Yes - that's what elm has today, and I continue to rebase against central and pushing to elm. I plan to land this as the multiple patches on the tip of elm (without a merge commit) rather than squashing them into one monolithic patch.

Sadly I can't see how to make hg.mozilla.org show a diff between 2 different revisions, and I also can't see how to make reviewboard show a "collapsed" view of multiple patches, but I didn't look that hard - YMMV. You could also pull elm locally - it should only have a handful of revisions that aren't on mozilla-central. I can't push it to github as we are using hg with the "evolve" extension for this work.

Cheers,

Mark.




FYSA it's Presidents' Day in the US today.





On Sun, Feb 19, 2017 at 10:32 PM -0800, "Mark Hammond" <[email protected] <mailto:[email protected]>> wrote:

    Work has been proceeding well on the desktop bookmark repair work
    (bug 1317223
    <https://bugzilla.mozilla.org/show_bug.cgi?id=1317223>). The current
    status is:

      * All current work is on the elm twig
        <https://treeherder.mozilla.org/#/jobs?repo=elm>, which is
        continuously running the full test suite. This is regularly
        being updated against mozilla-central, so no rebasing surprises
        are expected.
      * Almost all patches have been fully reviewed, with a couple of
        exceptions:
          o rnewman has a review request on "part 1", which I expect he
            will complete soon, and while he might raise some issues
            I've no reason to believe they will be difficult to resolve.
          o Thom is still working on a couple of patches we've
            identified we need - one to prevent multiple requests being
            started at the same time from different devices, and another
            to ensure we don't repair while in an inconsistent state. I
            expect these to be done early this week.
          o Kit is working on integration tests, which are proving a
            little tricker.

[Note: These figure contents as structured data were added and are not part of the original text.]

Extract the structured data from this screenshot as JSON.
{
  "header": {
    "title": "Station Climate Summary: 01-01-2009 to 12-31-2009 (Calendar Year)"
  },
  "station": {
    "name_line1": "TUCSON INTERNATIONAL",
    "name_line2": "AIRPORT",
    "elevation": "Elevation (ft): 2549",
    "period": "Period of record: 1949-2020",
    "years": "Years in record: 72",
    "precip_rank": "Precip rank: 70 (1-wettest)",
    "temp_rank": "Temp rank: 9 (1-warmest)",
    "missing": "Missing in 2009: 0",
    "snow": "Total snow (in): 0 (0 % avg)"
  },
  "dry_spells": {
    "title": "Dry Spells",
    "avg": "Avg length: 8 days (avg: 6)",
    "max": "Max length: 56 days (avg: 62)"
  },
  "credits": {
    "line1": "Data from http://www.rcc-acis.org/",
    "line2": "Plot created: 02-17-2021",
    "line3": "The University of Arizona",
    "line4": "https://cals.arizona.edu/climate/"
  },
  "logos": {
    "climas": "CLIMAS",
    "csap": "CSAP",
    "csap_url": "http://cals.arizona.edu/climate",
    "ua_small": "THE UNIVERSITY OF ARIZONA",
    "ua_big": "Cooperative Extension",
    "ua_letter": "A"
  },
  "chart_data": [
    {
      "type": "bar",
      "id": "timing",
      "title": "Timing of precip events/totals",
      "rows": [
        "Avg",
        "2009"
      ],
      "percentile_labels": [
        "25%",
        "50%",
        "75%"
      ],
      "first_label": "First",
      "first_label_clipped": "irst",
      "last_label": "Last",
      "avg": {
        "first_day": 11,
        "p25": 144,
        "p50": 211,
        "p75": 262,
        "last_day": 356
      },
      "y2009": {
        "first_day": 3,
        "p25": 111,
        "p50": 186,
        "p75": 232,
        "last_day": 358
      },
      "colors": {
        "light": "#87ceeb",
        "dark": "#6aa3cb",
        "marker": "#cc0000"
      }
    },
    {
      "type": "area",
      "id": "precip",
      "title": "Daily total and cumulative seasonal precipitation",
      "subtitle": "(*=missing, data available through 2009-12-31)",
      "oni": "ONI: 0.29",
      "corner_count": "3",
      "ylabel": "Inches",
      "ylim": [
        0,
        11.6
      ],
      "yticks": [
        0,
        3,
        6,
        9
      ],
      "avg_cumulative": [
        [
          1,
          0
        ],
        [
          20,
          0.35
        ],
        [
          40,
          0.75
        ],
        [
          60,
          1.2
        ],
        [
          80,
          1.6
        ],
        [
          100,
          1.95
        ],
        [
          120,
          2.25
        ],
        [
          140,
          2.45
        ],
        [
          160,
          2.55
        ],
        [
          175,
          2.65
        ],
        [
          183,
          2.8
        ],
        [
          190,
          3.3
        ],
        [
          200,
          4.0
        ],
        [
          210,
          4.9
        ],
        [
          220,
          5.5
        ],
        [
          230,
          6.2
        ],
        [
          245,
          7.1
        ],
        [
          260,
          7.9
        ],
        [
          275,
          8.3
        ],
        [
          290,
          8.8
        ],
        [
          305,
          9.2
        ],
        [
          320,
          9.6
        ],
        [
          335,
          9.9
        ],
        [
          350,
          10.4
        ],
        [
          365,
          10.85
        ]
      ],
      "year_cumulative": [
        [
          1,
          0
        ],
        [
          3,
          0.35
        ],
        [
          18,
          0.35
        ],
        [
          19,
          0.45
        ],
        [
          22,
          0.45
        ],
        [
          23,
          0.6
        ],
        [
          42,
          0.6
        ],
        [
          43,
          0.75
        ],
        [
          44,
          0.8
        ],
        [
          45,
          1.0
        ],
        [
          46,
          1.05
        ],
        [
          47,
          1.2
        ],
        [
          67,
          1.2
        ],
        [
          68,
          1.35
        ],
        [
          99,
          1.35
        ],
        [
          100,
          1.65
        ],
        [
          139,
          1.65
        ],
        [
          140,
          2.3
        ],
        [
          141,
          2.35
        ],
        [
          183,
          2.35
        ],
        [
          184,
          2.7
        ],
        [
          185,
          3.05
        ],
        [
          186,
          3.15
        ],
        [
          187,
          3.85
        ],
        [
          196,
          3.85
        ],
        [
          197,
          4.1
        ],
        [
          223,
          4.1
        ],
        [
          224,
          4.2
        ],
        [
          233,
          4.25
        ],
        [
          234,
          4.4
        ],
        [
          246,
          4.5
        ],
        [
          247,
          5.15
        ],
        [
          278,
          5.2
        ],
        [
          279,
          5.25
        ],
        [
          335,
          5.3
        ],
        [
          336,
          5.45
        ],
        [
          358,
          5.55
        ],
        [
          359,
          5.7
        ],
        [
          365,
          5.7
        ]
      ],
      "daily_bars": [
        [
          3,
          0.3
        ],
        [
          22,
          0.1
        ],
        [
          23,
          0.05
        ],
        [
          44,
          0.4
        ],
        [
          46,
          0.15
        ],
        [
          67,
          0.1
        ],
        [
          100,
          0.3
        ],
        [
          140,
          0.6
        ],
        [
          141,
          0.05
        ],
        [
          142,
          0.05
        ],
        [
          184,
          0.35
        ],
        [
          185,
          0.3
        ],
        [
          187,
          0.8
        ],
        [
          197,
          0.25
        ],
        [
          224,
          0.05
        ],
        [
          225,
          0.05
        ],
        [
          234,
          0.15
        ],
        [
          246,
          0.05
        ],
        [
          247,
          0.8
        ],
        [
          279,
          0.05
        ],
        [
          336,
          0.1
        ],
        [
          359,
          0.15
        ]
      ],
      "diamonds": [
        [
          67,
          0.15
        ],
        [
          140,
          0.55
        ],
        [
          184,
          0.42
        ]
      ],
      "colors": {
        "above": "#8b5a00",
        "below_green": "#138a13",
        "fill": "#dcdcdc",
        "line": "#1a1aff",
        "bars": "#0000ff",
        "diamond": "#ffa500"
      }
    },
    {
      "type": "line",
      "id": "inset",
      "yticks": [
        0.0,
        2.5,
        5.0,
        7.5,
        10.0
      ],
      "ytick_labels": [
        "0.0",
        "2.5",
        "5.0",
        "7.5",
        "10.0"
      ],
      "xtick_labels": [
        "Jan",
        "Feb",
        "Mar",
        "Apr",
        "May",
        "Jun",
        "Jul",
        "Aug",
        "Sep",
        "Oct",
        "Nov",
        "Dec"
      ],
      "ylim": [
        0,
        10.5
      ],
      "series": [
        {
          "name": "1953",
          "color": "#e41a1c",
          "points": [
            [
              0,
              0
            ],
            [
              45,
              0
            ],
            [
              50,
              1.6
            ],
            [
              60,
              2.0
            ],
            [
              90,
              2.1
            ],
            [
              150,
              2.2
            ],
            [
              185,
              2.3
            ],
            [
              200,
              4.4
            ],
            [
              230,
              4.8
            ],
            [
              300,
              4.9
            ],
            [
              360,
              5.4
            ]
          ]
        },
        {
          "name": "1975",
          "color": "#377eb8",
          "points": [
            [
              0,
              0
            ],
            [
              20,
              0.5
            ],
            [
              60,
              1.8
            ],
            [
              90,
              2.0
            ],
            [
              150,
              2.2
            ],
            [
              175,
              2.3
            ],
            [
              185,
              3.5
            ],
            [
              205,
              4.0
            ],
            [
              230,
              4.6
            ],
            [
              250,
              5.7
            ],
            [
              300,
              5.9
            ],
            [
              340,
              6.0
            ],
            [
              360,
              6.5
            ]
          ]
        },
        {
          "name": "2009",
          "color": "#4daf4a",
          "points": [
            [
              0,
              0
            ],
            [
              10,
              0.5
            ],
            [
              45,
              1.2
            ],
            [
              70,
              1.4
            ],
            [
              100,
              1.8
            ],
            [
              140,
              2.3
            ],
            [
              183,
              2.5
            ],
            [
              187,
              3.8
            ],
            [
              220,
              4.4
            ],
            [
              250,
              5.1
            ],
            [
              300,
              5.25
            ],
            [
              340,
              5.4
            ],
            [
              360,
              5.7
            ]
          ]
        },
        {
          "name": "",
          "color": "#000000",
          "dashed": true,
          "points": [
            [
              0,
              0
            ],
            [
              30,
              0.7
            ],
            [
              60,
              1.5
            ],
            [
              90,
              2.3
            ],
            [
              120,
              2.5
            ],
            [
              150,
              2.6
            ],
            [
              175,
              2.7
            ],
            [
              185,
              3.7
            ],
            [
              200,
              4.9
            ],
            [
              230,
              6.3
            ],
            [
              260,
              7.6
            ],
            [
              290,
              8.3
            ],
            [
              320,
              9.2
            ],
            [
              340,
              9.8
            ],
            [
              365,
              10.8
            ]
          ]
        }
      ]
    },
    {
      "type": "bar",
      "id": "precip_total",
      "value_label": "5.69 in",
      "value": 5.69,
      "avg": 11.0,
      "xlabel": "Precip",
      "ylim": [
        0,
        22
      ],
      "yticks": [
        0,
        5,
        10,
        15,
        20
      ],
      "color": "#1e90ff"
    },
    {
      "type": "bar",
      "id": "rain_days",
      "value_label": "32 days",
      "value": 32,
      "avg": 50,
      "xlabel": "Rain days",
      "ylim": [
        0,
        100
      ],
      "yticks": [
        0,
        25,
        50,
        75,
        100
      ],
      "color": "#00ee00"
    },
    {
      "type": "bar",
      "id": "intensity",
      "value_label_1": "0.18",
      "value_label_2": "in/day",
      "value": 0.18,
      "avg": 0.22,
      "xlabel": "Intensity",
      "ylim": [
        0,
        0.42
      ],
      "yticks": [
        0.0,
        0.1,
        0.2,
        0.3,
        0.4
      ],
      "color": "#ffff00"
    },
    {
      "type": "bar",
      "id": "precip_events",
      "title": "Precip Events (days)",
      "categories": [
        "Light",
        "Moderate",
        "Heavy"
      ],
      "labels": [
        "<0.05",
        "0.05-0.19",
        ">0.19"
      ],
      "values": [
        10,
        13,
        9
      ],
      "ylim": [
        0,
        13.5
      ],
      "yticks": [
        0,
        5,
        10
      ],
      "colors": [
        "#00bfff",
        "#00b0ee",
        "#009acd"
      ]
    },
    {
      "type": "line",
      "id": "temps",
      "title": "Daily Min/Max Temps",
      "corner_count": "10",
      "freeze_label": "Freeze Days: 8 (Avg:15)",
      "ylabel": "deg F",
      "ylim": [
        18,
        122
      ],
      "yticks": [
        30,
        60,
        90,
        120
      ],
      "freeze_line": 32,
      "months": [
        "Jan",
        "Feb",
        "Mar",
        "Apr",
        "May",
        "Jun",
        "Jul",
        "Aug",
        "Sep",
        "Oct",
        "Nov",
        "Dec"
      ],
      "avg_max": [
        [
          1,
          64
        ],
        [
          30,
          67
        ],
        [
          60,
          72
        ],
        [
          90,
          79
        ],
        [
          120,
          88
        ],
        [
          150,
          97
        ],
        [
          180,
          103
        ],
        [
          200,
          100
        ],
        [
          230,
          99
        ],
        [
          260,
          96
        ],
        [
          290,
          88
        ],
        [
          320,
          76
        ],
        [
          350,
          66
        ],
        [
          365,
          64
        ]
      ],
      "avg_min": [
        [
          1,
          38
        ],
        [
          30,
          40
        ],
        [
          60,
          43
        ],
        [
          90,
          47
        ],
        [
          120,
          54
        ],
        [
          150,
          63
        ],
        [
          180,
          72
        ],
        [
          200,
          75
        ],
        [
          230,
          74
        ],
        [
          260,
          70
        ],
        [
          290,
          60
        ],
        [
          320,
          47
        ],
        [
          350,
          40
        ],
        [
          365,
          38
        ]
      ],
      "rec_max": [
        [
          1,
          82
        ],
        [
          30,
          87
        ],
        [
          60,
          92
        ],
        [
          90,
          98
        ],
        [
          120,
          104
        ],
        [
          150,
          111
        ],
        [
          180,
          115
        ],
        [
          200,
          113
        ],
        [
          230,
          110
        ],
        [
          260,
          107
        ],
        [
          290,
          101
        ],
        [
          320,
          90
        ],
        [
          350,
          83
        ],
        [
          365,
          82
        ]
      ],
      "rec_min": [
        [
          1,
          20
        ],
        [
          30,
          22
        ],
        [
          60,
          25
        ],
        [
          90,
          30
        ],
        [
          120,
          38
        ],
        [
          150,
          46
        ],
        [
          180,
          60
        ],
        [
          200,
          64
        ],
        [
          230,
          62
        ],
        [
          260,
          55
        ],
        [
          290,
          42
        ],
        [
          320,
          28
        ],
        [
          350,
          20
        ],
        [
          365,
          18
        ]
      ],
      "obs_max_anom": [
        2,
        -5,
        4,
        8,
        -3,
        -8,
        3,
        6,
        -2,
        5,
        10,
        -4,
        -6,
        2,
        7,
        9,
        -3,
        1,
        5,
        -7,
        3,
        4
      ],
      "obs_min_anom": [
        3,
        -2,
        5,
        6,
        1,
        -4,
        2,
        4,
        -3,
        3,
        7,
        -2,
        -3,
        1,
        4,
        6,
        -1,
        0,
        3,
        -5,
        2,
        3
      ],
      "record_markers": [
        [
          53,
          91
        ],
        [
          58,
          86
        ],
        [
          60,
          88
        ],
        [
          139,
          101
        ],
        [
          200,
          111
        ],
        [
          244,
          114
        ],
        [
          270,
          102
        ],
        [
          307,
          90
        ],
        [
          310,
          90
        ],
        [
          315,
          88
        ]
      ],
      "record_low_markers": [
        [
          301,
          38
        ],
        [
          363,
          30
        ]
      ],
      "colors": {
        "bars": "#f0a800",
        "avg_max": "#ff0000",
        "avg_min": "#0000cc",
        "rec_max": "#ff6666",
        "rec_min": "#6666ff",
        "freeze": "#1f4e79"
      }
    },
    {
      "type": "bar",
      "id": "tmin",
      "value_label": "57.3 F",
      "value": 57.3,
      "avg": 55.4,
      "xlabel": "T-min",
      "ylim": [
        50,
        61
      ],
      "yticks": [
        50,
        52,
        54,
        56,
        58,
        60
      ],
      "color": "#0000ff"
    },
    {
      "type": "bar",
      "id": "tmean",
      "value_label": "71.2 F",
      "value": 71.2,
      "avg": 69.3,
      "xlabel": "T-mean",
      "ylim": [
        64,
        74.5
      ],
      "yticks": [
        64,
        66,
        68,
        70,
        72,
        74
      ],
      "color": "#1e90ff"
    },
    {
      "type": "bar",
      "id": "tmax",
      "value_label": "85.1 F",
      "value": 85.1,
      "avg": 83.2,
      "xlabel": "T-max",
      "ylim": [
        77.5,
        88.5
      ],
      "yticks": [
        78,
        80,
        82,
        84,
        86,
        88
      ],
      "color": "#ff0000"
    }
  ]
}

If this looks like not being complete this
            week we may consider landing without these tests, but treat
            the tests as a high-priority after landing.
      * The code is setup such that the code which /initiates /a repair
        will not ride the trains past Aurora (although the code that
        /responds/ will ride the trains)
      * The repair process writes detailed event telemetry and is
        controlled via a single preference, so we can easily disable the
        entire repair process is necessary, and should be able to get
        good insights into how successful the repair is.

    Our plan is to land this in the next week or so, at which time we
    will do the following:

      * Update the documentation for the repair process as a guide for
        the iOS implementation.
      * Arrange to see telemetry for repairs that happen and monitor the
        success.
      * Work on identified followups
      * Tweak the process based on telemetry results
      * profit?

    Please let me know if there are any questions about this.